Die LitTipps wollen nicht nur über die neueste religionspädagogische Literatur informieren, vielmehr wollen die LitTipps die Lehrkräfte im Fach Religion, die Lust am Lesen haben, von ganz verschiedenen Seiten her inspirieren: Von der Fachliteratur bis zum Krimi, vom Hörbuch bis zum Computerspiel – einfach ohne Begrenzungen und gnadenlos subjektiv, auch nicht dem Götzen der Aktualität verpflichtet.

LitTipps ist ein Service von Dr. Volker Dettmar, Schulpfarrer der EKHN, Journalist und Autor, Vater dreier Kinder. Seine Leidenschaften: Computer, Kochen, Fotografieren, notorische Neugier, Himmel über dem Kopf und natürlich Lesen. Die LitTipps gibt es als eine ständige Rubrik in den RPI-Impulsen. Die Online-Version bietet gegenüber der Printausgabe den ein oder anderen Hinweis oder Link.

Archiv


Hier finden Sie LitTipps aus früheren Ausgaben der RPI-Impulse.

Aktuelle LitTipps


Philippe Wampfler
Generation Social Media

Wie digitale Kommunikation Leben, Beziehungen und Lernen Jugendlicher verändert


Vandenhoeck & Ruprecht

Der Schweizer Philosoph und Medienkundler erzählt, wie digitale Kommunikation das Leben, die Beziehungen und das Lernen von Jugendlichen verändert. Diese Tatsache ist unbestritten, wie das aber zu deuten ist, da gehen die Meinungen auseinander. Die einen sehen darin den Untergang des Abendlandes, die anderen sehen hier eine nie dagewesene Chance, dass Jugendliche abseits von etablierten, schwerfälligen Strukturen Mittel und Wege finden, sich zu bilden und zu informieren.

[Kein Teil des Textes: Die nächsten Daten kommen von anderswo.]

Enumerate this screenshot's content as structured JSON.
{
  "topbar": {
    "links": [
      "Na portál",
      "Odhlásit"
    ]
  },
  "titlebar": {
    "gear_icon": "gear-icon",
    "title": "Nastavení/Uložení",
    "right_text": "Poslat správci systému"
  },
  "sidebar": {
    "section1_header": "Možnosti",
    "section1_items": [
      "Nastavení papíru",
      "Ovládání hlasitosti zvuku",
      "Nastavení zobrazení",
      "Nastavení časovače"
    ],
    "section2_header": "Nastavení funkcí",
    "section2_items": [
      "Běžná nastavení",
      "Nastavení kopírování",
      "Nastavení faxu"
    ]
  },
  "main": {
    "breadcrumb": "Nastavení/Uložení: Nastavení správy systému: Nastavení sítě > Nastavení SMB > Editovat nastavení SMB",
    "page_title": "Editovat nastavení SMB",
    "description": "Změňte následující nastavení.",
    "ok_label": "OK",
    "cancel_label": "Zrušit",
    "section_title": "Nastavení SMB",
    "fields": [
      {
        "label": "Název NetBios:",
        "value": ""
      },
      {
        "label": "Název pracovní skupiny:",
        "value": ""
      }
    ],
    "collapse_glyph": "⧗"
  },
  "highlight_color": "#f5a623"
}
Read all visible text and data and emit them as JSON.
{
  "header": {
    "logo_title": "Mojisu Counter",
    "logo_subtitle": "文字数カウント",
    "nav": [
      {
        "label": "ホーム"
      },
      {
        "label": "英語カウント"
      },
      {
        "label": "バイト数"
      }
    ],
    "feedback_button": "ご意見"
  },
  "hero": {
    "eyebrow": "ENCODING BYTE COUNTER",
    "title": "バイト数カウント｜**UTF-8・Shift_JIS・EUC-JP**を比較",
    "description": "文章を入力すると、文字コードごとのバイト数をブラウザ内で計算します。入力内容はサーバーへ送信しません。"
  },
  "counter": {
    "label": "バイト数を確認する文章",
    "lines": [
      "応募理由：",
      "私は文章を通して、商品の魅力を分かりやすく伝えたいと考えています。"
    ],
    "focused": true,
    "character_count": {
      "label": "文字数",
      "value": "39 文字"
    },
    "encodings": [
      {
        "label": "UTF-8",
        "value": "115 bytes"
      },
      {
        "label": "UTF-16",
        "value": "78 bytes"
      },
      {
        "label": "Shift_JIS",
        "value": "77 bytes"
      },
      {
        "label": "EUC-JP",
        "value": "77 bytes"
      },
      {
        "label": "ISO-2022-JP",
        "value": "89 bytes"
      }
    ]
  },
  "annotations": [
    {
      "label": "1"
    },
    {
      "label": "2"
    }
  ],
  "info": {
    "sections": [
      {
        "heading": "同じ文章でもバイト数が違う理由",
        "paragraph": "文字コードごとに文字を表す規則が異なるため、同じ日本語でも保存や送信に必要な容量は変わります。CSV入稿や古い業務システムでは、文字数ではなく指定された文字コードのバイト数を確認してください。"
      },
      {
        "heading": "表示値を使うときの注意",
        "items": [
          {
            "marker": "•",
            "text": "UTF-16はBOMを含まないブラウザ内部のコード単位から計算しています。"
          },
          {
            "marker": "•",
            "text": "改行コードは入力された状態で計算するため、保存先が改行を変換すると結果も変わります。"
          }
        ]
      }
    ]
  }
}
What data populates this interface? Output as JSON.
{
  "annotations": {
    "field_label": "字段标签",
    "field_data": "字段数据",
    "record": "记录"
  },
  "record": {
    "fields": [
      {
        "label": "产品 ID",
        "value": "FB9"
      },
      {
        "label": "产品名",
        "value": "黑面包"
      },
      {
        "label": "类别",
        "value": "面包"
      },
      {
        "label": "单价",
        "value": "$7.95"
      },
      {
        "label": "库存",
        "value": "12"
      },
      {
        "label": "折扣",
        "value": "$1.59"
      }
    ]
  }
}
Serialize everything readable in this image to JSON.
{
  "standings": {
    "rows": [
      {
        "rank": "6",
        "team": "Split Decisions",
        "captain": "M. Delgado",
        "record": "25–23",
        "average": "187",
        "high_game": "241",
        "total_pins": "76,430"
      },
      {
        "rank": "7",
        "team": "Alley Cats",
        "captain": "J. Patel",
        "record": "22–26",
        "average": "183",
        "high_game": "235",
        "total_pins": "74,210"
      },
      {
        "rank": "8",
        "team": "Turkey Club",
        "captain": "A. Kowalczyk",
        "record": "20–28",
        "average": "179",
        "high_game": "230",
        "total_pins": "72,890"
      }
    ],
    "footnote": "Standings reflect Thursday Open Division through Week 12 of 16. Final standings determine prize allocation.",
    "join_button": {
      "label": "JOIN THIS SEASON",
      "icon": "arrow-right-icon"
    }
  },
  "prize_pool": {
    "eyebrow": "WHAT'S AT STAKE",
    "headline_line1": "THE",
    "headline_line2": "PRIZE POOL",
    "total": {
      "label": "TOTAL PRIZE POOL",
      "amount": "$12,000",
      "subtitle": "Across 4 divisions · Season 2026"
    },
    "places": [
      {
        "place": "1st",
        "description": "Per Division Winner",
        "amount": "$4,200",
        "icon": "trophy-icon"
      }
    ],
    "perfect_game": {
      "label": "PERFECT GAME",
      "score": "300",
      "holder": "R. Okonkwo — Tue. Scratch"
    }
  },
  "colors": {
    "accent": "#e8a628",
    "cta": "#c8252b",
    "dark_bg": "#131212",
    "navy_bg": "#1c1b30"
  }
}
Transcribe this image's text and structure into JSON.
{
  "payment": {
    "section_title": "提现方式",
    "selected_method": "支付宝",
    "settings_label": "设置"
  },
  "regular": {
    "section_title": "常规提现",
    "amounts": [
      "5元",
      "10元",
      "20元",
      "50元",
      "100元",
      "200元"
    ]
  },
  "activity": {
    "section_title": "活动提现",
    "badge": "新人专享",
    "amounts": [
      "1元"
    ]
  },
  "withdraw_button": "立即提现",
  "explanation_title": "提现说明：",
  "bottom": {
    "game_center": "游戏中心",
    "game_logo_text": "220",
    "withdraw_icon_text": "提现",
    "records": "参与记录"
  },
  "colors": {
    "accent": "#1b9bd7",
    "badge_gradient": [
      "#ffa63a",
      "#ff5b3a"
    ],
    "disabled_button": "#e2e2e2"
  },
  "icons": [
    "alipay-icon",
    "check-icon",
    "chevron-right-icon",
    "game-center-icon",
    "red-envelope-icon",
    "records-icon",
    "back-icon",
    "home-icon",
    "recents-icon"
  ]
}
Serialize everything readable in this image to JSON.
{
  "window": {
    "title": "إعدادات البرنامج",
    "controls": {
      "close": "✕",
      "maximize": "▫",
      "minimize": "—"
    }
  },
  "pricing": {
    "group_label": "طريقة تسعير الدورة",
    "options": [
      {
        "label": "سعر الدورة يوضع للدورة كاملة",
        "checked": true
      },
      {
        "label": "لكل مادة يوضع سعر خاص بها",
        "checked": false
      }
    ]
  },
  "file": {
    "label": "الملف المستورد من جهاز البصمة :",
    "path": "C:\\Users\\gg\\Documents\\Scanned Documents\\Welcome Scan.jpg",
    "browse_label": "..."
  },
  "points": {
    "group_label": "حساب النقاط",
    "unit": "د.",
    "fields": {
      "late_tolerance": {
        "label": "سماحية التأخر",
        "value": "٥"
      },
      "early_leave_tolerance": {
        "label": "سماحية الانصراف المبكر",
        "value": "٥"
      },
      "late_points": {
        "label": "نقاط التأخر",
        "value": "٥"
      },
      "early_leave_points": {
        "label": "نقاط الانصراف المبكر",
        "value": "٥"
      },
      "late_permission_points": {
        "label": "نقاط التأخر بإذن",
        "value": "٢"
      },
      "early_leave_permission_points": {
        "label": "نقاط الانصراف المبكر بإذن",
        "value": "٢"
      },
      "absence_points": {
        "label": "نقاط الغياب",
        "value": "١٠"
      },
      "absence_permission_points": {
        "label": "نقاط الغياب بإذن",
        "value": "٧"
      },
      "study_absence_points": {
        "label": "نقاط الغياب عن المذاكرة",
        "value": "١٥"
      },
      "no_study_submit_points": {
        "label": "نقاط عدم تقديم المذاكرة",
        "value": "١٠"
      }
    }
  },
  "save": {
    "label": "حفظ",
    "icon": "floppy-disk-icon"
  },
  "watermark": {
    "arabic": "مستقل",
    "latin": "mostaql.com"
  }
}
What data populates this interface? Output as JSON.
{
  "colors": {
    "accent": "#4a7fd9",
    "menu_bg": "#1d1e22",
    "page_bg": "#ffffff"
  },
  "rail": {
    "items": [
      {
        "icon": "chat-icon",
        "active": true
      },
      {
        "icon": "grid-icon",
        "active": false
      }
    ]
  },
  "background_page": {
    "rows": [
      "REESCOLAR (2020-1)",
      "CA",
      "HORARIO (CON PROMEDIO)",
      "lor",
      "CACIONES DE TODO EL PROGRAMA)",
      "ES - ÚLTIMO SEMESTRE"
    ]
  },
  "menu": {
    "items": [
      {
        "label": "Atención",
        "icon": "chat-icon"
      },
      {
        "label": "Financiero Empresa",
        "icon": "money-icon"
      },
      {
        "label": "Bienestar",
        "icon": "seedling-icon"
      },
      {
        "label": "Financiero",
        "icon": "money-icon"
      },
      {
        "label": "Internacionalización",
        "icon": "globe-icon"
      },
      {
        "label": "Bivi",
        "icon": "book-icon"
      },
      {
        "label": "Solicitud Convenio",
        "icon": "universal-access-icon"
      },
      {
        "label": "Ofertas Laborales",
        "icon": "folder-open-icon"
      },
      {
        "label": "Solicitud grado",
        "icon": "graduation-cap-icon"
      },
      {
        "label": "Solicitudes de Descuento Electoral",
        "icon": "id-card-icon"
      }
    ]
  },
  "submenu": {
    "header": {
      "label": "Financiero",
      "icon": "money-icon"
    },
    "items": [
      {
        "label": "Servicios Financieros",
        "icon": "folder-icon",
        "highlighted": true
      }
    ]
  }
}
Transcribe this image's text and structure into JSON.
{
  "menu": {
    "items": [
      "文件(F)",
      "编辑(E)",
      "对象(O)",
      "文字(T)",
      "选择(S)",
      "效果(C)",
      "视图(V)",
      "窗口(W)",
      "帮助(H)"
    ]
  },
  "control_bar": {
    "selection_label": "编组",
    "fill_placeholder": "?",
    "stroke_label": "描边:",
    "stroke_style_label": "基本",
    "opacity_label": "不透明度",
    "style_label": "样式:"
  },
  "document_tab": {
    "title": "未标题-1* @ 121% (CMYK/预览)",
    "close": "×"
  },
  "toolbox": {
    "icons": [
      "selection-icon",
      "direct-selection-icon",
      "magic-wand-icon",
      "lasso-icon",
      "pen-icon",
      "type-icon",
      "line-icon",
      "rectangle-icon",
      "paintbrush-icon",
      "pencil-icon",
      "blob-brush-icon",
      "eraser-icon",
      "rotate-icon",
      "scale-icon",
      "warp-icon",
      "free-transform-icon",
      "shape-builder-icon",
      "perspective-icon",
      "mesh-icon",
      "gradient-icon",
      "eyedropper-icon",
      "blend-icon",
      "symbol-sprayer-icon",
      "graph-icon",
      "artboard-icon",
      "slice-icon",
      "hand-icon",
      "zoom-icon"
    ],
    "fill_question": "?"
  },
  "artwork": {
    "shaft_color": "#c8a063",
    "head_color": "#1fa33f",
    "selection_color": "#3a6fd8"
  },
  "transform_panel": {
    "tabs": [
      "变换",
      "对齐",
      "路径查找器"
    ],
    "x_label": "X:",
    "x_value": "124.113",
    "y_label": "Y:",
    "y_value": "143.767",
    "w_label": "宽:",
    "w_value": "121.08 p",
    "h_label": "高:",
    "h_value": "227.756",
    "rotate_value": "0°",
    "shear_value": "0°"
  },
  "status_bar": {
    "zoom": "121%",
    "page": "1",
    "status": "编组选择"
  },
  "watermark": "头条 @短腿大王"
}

Seine Haltung ist kritisch zugewandt: Anstatt vorschnell von „Sucht“ zu sprechen (ein Vorwurf, den sich auch der Film, das Fernsehen und selbst das Buch anhören mussten!), versucht er die Praktiken der Jugendlichen aus sich heraus zu verstehen, ordnet sie in ihren Entwicklungsprozess ein, weist auf Gefahren und ökonomische Strukturen hin und eröffnet dann einen pädagogischen Zugang.

Das Beste an diesem Buch ist, das man die Kompetenz erwirbt, Schüler*innen zum Gespräch über ihre - oft fremden - Medienpraktiken einzuladen, anstatt nur disziplinarisch oder klagend zu reagieren.

Und hier kann man den Autor in klarer und verständlicher Weise sprechen hören und sehen!

Martin Altmeyers Buch „Auf der Suche nach der Resonanz“ ist ein ähnlich wegweisendes Buch. Hier wird von der Position der Psychoanalyse auf das Phänomen der sozialen Medien geblickt. Mehr dazu auf der Homepage des Verlages und in einer interessanten Besprechung bei den katholischen Kolleg*innen.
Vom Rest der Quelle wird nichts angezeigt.